Ada pendapat lain mengatakan, ada satu keselarasan lagi, yaitu keselarasan Lareh Nan Panjang yang berasal dari Pariangan. Analisa sementara kemungkinan keselarasan ini merupakan yang pertama, setelah sekian lama akhirnya keselarasan ini terbagi dua sebagaimana diuraikan di atas. Karena kerajaan yang pertama berpusat di Pariangan. Maka kerajaan Pariangan yang di Batusangkar, diperkirakan masih merupakan salah satu daerah otonomi dari kerajaan di Pariangan.

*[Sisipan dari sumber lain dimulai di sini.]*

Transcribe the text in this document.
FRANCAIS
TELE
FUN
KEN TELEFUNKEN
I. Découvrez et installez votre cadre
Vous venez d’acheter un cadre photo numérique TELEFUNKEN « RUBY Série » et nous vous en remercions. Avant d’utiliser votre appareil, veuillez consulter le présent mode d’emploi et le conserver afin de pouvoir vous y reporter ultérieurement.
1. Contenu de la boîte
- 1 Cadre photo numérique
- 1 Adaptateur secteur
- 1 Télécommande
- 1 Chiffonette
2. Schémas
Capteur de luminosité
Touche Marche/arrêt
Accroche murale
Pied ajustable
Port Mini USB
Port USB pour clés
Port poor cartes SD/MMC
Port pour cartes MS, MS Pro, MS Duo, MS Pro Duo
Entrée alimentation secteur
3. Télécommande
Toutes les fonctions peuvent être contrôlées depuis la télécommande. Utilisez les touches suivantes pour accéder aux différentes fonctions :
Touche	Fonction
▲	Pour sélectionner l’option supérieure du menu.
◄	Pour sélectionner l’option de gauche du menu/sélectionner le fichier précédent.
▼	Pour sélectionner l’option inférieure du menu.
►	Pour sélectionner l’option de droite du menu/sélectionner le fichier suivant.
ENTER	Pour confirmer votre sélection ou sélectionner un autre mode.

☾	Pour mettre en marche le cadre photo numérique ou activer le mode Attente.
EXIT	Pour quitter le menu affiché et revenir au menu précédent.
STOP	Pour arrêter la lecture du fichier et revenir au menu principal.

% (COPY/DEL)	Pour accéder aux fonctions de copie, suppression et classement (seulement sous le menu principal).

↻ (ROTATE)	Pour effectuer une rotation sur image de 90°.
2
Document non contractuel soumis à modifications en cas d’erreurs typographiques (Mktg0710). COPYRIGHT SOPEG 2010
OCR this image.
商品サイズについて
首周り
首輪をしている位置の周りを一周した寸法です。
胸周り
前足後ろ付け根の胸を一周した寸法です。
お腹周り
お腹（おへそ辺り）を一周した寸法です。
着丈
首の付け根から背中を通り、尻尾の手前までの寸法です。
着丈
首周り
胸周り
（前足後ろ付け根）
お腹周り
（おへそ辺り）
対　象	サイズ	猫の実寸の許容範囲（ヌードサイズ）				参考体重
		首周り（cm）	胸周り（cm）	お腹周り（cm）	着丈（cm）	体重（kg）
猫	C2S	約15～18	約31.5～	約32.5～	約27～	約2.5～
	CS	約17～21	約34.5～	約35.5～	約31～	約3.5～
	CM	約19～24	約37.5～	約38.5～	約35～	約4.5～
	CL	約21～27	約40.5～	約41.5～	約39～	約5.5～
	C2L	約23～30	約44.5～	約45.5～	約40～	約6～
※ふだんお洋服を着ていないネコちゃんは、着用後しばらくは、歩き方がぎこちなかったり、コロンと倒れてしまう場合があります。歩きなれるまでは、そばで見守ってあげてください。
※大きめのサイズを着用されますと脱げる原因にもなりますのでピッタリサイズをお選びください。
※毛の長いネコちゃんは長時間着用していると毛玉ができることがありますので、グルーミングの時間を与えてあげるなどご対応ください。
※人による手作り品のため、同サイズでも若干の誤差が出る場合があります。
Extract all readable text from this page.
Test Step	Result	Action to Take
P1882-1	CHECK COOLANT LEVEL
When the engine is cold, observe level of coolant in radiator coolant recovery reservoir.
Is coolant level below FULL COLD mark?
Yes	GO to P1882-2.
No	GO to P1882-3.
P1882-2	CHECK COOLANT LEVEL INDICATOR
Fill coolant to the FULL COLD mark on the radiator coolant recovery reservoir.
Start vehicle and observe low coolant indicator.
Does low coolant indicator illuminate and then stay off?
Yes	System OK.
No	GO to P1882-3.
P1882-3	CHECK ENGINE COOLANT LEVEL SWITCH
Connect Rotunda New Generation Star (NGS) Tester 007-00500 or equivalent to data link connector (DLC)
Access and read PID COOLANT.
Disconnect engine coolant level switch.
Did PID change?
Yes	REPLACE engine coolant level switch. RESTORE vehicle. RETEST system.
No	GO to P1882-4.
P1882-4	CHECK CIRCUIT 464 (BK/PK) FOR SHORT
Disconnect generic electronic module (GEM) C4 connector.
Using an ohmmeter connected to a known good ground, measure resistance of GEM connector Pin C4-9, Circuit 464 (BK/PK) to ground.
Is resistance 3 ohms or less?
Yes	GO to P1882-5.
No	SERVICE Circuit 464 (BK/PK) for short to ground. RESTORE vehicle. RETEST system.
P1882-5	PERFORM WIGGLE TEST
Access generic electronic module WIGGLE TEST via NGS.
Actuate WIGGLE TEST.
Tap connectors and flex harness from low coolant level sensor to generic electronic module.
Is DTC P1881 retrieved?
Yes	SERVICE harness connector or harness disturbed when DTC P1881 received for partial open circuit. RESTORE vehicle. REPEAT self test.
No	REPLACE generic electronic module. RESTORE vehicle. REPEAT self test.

Azas yang dipakai bukan seperti Koto Piliang dan Bodi Caniago, tetapi sepertinya merupakan gabungan kedua keselarasan tersebut. ini baru merupakan satu analisa berdasarkan yang dikisahkan dalam tambo.

Ke dua keselarasan di atas sampai saat ini mempengaruhi bentuk dan pola arsitektural minangkabau, dimana tiap-tiap elemen arsitekturalnya mempunyai perbedaan bentuk berdasarkan azas yang dipakainya. Sedangkan keselarasan Lareh Nan Panjang sampai sekarang belumlah dapat diduga apakah mempengaruhi bentuk arsitektural, sebagaimana perbedaan antara Koto Piliang dan Bodi Caniago. Bentuk dan ragam arsitektural rumag gadang minangkabau ini dapat kita lihat pada gambar-gambar berikut ini.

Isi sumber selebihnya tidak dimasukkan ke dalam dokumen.